最新の .NET では高速化が進んでおり、一般的な業務アプリケーションでは十分なケースがほとんどです。
実装が簡潔で保守性が高い反面、ネイティブ実装ほどの最小限レイテンシや細かなコピー制御は期待しにくい点に注意してください。
例:
System.Text.Jsonを用いたシリアライズ→デシリアライズによるディープコピー。- リフレクションまたは式ツリー
フレームワークやライブラリを開発する際に検討すべきアプローチです。
ユーザーが定義する未知の型をディープコピーする必要があるため、動的なアプローチが不可欠となります。
柔軟性と汎用性は高い一方で、実装は複雑になりがちで、パフォーマンス対策(キャッシュやランタイムでのコード生成など)が必要です。
実装時の注意点:循環参照と不変型
ディープコピーを実装する際には、技術的な手法以外にも考慮すべき「罠」がいくつか存在します。
循環参照のハンドリング
グラフ構造を持つオブジェクト(親が子を持ち、子が親を参照している場合など)をコピーすると、単純な再帰アルゴリズムでは StackOverflowException が発生します。
これを防ぐには、Dictionary<object, object> を使用して、一度コピーしたインスタンスを記録し、二度目はキャッシュを返す「参照追跡」の実装が必要です。
record型とディープコピー
C# 9.0で導入された record 型には、with 式という便利なクローン機能があります。

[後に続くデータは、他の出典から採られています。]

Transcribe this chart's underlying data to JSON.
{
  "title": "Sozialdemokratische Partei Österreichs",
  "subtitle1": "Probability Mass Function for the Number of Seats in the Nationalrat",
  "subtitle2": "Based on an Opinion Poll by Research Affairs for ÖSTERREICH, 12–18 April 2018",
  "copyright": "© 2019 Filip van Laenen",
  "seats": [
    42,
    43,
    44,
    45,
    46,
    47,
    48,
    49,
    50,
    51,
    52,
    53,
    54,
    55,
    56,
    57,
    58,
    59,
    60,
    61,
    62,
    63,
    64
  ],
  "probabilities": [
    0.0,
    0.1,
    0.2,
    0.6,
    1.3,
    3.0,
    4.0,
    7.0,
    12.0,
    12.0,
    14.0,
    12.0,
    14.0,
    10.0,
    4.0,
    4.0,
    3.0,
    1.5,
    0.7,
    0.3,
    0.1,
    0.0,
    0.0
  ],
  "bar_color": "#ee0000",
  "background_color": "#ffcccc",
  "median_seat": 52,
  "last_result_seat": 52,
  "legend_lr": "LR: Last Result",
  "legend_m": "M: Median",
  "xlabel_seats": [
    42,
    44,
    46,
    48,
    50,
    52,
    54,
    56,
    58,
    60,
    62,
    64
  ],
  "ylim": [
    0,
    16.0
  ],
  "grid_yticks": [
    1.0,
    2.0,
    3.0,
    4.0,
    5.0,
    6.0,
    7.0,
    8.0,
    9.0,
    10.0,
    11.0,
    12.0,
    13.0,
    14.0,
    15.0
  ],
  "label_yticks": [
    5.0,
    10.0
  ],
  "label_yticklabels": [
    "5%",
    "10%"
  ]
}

var newRecord = oldRecord with { Name = "New" };
しかし、recordのwith式も「シャローコピー」である ことに注意してください。
record内のリストなどは参照が共有されます。
recordを使っているからといってディープコピーが自動で行われるわけではありません。
不変(Immutable)オブジェクトの活用
ディープコピーの必要性そのものを減らすアプローチとして、イミュータブルな設計 があります。
オブジェクトの状態を変更できなくすれば、参照を共有しても安全であり、高コストなディープコピーを行う必要がなくなります。
まとめ
C#におけるディープコピーは、単一の正解があるわけではなく、用途に応じたトレードオフの選択が重要です。
- 確実性と速度 を求めるなら「手動実装」
- 手軽さとメンテナンス性 を求めるなら「JSONシリアライズ」
- 汎用性と自動化 を求めるなら「リフレクション」や「式ツリー」
特に現代の .NET 開発では、まずは System.Text.Json によるシリアライズを試し、パフォーマンス上のボトルネックが顕在化した箇所のみ、特定のクラスに対して手動のコピーロジックを実装するというハイブリッドな戦略が最も効率的です。
オブジェクトのライフサイクルと参照関係を正しく把握し、アプリケーションの要件に最適なディープコピー手法を選択しましょう。